Loss-of-function mutation in DDX53 associated with hereditary spastic paraplegia-like disorder

Abstract

Abstract DEAD-box helicase 53 (DDX53) is a member of the DEAD-box protein family of RNA helicases. Unlike other family members that are responsible for RNA metabolism, the biological function of DDX53 and its impact on the human condition are unclear. Herein, We found 21 patients with loss-of-function variants at DDX53, of whom 19 patients exhibited neurological disorders. Notably, a local patient with a full-length DDX53 deletion mutation had hereditary spastic paraplegia-like (HSP-like) clinical manifestation with lower extremity spasticity, intellectual disability, walking disorder, visual impairment, and lateral ventricular white matter lesions. Bioinformatic analysis revealed that DDX53 was mainly expressed in the cerebellar cortex and may function as a tissue-specific RNA helicase. Transcriptome analysis showed that the expression of multiple brain-associated genes involved in synapse organization, neuron function, and neuromuscular junctions was affected by DDX53 depletion.
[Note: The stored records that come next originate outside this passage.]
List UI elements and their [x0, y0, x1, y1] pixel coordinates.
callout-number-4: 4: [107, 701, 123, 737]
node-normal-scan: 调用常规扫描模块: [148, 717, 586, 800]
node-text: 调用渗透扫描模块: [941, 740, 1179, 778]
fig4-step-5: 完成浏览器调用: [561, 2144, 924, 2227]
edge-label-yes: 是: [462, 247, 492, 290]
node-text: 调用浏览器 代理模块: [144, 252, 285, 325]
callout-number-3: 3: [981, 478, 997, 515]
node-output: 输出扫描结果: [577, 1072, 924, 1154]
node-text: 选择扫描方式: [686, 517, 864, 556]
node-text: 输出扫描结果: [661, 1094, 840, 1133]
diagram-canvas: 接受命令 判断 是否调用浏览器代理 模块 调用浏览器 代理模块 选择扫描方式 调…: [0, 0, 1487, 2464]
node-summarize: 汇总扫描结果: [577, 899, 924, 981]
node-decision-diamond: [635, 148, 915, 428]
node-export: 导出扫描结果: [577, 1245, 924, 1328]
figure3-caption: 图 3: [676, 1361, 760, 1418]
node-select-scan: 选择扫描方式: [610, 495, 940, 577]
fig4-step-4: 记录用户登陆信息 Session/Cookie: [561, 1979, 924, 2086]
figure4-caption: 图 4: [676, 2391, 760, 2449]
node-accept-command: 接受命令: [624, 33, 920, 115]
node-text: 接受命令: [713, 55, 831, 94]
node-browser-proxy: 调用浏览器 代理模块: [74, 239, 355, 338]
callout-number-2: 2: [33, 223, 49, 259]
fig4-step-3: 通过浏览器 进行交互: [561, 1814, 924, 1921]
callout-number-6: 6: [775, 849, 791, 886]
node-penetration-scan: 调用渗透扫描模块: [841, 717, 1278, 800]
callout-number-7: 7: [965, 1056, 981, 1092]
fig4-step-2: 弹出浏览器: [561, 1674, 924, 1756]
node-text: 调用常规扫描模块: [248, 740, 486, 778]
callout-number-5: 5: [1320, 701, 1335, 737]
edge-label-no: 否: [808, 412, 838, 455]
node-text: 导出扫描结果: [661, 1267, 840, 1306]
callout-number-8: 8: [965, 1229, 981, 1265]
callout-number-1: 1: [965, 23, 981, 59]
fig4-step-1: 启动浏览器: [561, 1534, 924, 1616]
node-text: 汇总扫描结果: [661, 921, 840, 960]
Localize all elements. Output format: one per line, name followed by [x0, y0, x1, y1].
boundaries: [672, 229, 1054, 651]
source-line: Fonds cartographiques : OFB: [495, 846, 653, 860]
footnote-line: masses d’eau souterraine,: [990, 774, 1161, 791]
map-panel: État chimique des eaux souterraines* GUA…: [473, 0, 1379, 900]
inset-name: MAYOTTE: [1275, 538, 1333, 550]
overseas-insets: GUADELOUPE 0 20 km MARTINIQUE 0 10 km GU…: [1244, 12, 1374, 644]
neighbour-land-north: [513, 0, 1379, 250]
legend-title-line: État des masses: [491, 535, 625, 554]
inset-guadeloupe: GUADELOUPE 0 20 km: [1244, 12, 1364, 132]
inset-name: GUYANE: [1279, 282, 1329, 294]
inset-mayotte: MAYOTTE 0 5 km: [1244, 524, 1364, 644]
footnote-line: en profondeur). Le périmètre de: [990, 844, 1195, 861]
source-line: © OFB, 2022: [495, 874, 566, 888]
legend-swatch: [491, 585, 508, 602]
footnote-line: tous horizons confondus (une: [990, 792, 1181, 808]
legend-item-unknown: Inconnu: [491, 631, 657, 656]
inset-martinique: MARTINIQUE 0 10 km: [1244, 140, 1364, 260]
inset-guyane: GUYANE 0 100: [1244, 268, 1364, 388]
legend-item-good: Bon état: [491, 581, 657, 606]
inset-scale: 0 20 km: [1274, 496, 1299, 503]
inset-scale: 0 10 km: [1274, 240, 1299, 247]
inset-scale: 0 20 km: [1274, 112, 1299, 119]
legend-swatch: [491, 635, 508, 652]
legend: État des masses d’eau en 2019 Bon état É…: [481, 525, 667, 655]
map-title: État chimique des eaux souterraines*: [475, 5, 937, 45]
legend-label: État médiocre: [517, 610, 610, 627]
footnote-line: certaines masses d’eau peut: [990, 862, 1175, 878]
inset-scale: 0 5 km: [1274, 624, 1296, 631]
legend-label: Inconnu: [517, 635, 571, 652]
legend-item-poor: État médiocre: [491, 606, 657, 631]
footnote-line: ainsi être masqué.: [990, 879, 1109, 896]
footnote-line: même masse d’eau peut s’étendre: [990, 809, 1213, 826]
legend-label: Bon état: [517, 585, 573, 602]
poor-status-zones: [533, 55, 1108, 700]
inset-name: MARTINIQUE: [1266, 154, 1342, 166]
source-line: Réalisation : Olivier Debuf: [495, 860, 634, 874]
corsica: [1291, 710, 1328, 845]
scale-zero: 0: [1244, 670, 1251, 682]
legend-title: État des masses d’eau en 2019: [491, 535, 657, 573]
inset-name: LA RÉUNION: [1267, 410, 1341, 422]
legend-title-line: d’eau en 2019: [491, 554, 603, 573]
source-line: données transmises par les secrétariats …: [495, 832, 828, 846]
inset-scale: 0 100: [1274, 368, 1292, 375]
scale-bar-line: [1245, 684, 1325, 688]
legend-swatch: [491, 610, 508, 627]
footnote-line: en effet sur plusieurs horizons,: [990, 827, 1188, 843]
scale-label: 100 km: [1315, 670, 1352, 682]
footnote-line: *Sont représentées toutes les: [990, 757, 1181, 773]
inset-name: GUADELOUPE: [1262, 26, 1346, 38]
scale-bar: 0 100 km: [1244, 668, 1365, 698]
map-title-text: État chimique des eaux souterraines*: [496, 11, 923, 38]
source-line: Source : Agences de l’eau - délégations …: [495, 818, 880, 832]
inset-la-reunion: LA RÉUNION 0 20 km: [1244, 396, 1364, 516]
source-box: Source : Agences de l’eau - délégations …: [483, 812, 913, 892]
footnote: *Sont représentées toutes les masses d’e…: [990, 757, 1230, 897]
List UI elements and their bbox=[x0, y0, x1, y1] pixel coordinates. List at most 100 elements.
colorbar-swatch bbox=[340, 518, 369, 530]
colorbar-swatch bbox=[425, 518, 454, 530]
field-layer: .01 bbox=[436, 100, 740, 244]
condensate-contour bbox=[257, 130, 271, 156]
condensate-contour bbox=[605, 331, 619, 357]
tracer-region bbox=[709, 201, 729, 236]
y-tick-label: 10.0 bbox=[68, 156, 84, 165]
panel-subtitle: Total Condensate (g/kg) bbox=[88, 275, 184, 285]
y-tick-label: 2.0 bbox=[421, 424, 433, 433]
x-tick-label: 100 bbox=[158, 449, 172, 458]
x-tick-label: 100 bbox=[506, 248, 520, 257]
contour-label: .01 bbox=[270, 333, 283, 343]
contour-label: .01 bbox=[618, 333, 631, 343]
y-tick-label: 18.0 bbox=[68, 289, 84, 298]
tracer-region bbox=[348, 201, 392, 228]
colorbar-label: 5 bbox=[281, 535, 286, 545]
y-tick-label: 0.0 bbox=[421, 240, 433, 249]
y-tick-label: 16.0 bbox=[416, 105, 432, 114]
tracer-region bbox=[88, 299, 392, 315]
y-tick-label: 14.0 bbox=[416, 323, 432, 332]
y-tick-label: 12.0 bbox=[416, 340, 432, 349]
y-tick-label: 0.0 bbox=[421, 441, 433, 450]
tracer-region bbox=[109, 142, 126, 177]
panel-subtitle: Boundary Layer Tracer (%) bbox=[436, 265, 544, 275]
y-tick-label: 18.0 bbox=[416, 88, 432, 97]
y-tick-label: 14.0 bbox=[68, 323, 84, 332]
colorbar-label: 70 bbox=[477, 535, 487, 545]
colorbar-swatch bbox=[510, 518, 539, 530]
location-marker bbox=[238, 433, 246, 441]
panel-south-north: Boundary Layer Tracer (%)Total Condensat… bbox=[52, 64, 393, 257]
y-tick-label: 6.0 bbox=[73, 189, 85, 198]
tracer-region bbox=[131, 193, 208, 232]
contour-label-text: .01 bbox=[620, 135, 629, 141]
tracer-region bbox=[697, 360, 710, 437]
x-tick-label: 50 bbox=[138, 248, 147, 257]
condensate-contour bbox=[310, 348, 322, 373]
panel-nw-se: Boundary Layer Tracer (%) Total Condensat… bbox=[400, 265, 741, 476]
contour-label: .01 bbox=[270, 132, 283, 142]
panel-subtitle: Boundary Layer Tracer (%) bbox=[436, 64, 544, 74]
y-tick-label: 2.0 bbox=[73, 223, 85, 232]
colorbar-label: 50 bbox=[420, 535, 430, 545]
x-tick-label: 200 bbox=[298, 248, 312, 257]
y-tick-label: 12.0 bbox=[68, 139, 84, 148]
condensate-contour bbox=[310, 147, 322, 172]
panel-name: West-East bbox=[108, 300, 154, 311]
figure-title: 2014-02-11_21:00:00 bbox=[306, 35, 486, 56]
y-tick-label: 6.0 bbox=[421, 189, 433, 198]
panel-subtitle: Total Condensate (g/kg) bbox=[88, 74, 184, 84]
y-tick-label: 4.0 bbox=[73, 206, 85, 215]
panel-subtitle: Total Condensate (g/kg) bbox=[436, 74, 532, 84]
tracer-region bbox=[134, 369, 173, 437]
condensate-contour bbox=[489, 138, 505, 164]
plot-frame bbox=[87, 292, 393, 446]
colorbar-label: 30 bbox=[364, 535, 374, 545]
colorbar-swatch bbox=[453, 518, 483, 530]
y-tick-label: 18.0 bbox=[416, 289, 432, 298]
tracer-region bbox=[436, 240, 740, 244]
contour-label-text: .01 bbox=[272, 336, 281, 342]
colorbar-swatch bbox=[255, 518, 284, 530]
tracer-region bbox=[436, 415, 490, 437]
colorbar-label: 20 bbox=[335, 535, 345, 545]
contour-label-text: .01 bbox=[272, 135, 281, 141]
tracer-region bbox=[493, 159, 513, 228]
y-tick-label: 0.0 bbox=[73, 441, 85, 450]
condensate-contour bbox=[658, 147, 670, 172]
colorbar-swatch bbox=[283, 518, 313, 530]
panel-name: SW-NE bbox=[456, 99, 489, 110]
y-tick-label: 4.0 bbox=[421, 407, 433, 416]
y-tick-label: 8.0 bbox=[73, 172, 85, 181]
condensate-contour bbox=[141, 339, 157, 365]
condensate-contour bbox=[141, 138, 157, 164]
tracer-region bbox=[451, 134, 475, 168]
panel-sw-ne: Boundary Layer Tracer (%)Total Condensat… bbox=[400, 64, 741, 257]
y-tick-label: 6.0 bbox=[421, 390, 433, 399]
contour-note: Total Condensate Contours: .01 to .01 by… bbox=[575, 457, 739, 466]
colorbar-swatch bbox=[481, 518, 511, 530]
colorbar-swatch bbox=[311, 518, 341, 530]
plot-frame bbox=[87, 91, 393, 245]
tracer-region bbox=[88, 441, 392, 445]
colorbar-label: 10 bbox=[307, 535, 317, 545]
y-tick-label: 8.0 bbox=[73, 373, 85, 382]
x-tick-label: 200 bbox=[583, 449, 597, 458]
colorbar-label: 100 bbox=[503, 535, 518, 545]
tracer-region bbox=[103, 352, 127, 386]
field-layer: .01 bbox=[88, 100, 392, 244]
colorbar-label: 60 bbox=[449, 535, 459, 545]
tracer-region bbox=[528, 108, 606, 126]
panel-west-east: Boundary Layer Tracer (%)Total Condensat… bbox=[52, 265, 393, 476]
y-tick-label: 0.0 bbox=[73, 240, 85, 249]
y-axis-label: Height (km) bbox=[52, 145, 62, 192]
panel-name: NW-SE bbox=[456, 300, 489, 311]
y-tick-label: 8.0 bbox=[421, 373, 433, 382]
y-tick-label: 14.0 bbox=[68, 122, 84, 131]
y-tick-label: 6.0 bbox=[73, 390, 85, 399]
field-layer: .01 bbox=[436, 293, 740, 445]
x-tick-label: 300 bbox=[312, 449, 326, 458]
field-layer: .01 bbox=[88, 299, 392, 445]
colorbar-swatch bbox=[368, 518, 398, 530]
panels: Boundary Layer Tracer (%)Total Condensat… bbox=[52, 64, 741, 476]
Moreover, RNA immunoprecipitation sequencing (RIP-seq) analysis showed that DDX53 interacted with 176 genes, and 97 of these genes were associated with the execution of neurofunction, particularly in the regulation of cell projection organization and nervous system development. Collectively, although a more specified cell or animal model is required to fully understand the functional role of DDX53 in the human brain, we report for the first time that DDX53 is required for the maintenance of neuronal function and that loss-of-function mutations in DDX53 may cause HSP due to impaired RNA metabolism in the nervous system.